SINGAPURA, KOMPAS.com — Direktur Eksekutif International Energy Agency (IEA), Fatih Birol mendorong negara-negara kaya mineral kritis seperti Indonesia meningkatkan kapasitas hilirisasi.
Menurut Birol, hadirnya mineral kritis akan mendukung keamanan energi, di samping untuk keperluan berbagai industri strategis lainnya, mulai dari semikonduktor, pertahanan, hingga teknologi drone.
“Mineral kritis diperlukan untuk mendukung keamanan energi, utamanya energi terbarukan,” kata Birol, Selasa (29/10/2025).
Baca juga: Realisasi Investasi Sektor Hilirisasi Rp 150,6 Triliun di Kuartal III-2025
Ia menyoroti rantai pasok global mineral kritis, terutama dalam hal pemurnian dan pemrosesan, saat ini sangat terkonsentrasi di beberapa negara saja, bahkan didominasi oleh satu negara besar di Asia.
Kondisi ini, menurut Birol, menimbulkan risiko besar bagi keamanan energi global. karena itu, penting untuk melakukan diversifikasi.
“Kita perlu diversifikasi dalam sumber energi, mitra dagang, dan perusahaan yang terlibat,” jelas dia.
Karena itu, Birol meminta negara-negara seperti Indonesia yang memiliki sumber daya nikel, kobalt, dan logam tanah memperkuat rantai nilai di dalam negeri.
Ia menegaskan bahwa hanya menambang dan mengekspor bahan mentah adalah pendekatan yang “malas”.
“Kalau Anda hanya menambang dan mengekspor, itu pendekatan yang malas.

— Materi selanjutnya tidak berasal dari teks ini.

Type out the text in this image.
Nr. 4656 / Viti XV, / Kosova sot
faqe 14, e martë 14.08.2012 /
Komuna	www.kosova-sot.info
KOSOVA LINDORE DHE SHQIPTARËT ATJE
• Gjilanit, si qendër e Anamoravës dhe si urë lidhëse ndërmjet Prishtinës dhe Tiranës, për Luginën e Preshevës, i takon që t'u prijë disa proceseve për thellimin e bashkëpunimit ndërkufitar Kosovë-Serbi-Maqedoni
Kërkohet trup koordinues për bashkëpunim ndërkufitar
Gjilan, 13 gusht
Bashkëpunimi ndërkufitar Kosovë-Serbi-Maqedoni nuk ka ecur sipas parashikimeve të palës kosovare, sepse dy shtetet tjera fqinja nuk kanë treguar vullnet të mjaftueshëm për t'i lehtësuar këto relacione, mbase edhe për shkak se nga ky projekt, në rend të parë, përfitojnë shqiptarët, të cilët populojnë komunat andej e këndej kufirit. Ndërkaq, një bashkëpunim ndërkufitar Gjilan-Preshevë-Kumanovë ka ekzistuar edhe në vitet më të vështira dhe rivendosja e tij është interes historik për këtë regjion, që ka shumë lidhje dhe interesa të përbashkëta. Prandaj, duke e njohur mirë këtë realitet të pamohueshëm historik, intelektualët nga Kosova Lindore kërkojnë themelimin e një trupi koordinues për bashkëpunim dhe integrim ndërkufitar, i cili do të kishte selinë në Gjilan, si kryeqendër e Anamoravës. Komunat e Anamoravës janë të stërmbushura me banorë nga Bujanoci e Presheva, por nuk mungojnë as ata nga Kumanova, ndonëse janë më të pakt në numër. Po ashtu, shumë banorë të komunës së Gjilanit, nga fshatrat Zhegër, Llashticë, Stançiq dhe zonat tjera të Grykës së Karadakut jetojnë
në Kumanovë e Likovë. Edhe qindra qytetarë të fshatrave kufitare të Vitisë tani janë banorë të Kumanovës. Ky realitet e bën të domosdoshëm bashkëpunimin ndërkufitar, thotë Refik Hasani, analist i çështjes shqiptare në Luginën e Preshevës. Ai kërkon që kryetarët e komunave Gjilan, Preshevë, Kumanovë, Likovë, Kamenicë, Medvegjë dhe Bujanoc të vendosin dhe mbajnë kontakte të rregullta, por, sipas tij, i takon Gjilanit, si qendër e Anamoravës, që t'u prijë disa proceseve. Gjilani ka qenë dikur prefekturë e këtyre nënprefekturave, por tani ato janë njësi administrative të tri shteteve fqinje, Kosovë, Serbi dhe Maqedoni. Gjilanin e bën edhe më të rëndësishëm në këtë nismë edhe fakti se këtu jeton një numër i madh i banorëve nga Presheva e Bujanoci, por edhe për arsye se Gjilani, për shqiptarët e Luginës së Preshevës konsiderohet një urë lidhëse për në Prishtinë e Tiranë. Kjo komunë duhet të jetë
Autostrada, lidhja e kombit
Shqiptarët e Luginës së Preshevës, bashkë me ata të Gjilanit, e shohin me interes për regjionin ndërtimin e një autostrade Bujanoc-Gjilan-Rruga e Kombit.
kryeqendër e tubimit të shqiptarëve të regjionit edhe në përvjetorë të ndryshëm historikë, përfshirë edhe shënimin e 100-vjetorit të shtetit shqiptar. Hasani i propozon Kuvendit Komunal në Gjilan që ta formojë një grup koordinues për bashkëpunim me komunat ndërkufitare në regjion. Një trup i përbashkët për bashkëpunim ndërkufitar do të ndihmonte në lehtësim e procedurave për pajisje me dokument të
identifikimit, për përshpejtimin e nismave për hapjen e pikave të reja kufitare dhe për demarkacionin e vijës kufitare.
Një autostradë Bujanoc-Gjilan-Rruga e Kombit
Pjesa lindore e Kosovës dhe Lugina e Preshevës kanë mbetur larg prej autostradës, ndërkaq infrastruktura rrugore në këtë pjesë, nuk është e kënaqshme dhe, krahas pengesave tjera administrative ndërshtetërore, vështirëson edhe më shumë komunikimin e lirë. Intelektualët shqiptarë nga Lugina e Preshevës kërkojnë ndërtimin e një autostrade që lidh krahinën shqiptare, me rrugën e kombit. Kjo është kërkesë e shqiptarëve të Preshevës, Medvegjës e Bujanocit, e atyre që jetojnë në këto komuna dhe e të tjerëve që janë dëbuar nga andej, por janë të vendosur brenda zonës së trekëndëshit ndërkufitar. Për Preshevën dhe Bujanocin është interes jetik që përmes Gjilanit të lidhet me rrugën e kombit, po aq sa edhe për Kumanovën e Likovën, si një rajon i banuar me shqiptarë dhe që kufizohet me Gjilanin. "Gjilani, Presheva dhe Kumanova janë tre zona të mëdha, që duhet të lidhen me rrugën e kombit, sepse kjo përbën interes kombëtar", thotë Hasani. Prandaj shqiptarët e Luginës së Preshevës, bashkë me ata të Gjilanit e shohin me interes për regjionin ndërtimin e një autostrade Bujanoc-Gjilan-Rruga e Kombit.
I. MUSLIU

Jika Anda memurnikan dan memprosesnya di dalam negeri, nilainya bisa naik lima kali lipat,” tegas Birol.
Dengan membangun fasilitas pengolahan di dalam negeri, negara produsen bisa menjual hasilnya dengan harga jauh lebih tinggi sekaligus menciptakan lapangan kerja dan memperkuat posisi mereka dalam rantai pasok global.
Baca juga: Smelter MMP 100 Persen PMDN, Dorong Hilirisasi Industri Nikel Berbasis ESG
Selain isu hilirisasi, Birol juga menekankan pentingnya arah transisi energi yang jelas dan berkelanjutan.
Menurutnya, setiap negara mungkin memiliki jalur transisi yang berbeda, tetapi tujuannya tetap harus mengarah pada sistem energi yang lebih bersih, aman, dan terjangkau.
“Yang penting adalah arah transisinya. Harus menuju energi yang lebih aman, bersih, dan terjangkau,” ujarnya. Ia menambahkan bahwa kawasan Asia Tenggara memiliki potensi besar dalam energi terbarukan, terutama tenaga surya, air, dan panas bumi.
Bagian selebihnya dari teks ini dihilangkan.